For those of us not having lots of resources to spare, can there be an option where we can use our existing database server and possibly our own web server? In particular running multiple postgres database servers seems rather wasteful of resources. If I already have a postgres server running for other aspects of my site, why should I start up another instance of the database engine just for tt-rss?
The same is true of the web server. If I already have a web server setup with all of the modules for other aspects of my site, why start yet another web server?

I’m not going to educate you on why using an isolated database is not a “waste”, if you don’t understand the point of containers, use google until you do.

in any case nobody is forcing you to use docker in the first place nor are you mandated to use a separate postgres server by some higher self hosting authority so the point of your post escapes me.

simply edit the yml until you’re satisfied with the results.

OK, thanks. I had thought that by specifying the docker setup as the default would require docker for future versions. If that’s not required, then great.

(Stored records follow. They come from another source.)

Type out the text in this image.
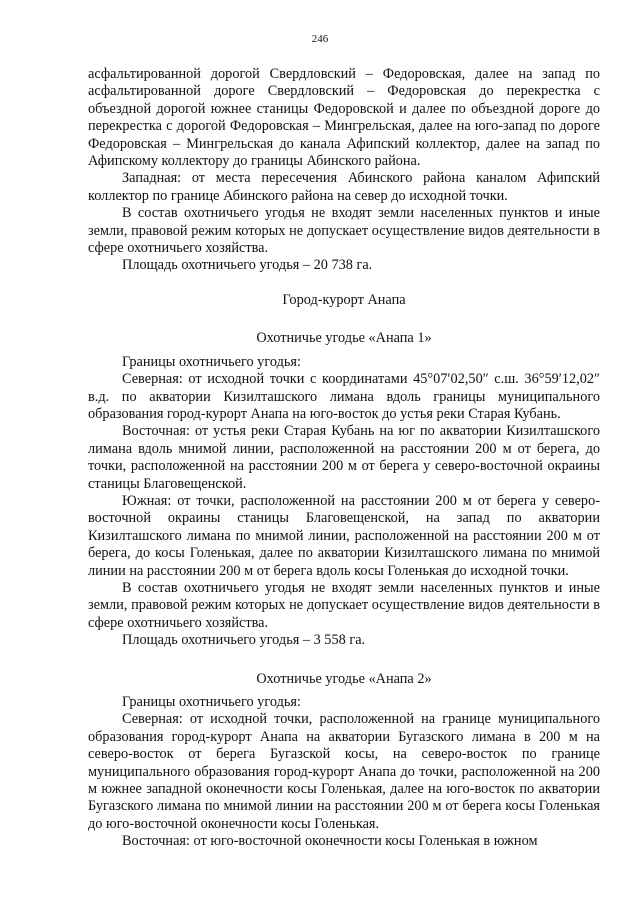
246

асфальтированной дорогой Свердловский – Федоровская, далее на запад по асфальтированной дороге Свердловский – Федоровская до перекрестка с объездной дорогой южнее станицы Федоровской и далее по объездной дороге до перекрестка с дорогой Федоровская – Мингрельская, далее на юго-запад по дороге Федоровская – Мингрельская до канала Афипский коллектор, далее на запад по Афипскому коллектору до границы Абинского района.

Западная: от места пересечения Абинского района каналом Афипский коллектор по границе Абинского района на север до исходной точки.

В состав охотничьего угодья не входят земли населенных пунктов и иные земли, правовой режим которых не допускает осуществление видов деятельности в сфере охотничьего хозяйства.

Площадь охотничьего угодья – 20 738 га.

Город-курорт Анапа
Охотничье угодье «Анапа 1»

Границы охотничьего угодья:

Северная: от исходной точки с координатами 45°07′02,50″ с.ш. 36°59′12,02″ в.д. по акватории Кизилташского лимана вдоль границы муниципального образования город-курорт Анапа на юго-восток до устья реки Старая Кубань.

Восточная: от устья реки Старая Кубань на юг по акватории Кизилташского лимана вдоль мнимой линии, расположенной на расстоянии 200 м от берега, до точки, расположенной на расстоянии 200 м от берега у северо-восточной окраины станицы Благовещенской.

Южная: от точки, расположенной на расстоянии 200 м от берега у северо-восточной окраины станицы Благовещенской, на запад по акватории Кизилташского лимана по мнимой линии, расположенной на расстоянии 200 м от берега, до косы Голенькая, далее по акватории Кизилташского лимана по мнимой линии на расстоянии 200 м от берега вдоль косы Голенькая до исходной точки.

В состав охотничьего угодья не входят земли населенных пунктов и иные земли, правовой режим которых не допускает осуществление видов деятельности в сфере охотничьего хозяйства.

Площадь охотничьего угодья – 3 558 га.

Охотничье угодье «Анапа 2»

Границы охотничьего угодья:

Северная: от исходной точки, расположенной на границе муниципального образования город-курорт Анапа на акватории Бугазского лимана в 200 м на северо-восток от берега Бугазской косы, на северо-восток по границе муниципального образования город-курорт Анапа до точки, расположенной на 200 м южнее западной оконечности косы Голенькая, далее на юго-восток по акватории Бугазского лимана по мнимой линии на расстоянии 200 м от берега косы Голенькая до юго-восточной оконечности косы Голенькая.

Восточная: от юго-восточной оконечности косы Голенькая в южном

The code for restoring the database is missing something on FAQ in step 3 of backing of the database it says:

/backups/ttrss-backup-yyyymmdd.sql.gz | psql -h db -U $DB_USER $DB_NAME

it should be:

gunzip < /backups/ttrss-backup-yyyymmdd.sql.gz | psql -h db -U $DB_USER $DB_NAME

updated, thanks.

/20charr

This may work even better, as it should not ask for the db password:

zcat /backups/ttrss-backup-yyyymmdd.sql.gz | PGPASSWORD=$DB_PASS psql -h $DB_HOST -U $DB_USER $DB_NAME

typing in your database password serves as a confirmation, of sorts. it’s probably a good idea to have at least one safeguard. :slight_smile:

The instructions say

Copy .env-dist to .env and edit any relevant variables you need changed.

I assume this means run cp .env-dist .env/ but it isn’t really clear. Could this be clarified?

Given there’s no .env directory to copy anything anything into, I’m struggling to see the ambiguity in how it should be interpreted:

cp .env-dist .env

(Ignoring the fact that cp foo-dist foo is a common idiom with software distributed in this fashion anyway…)

i hope for your own sake this was some kind of esoteric trolling because it’s just embarassing otherwise.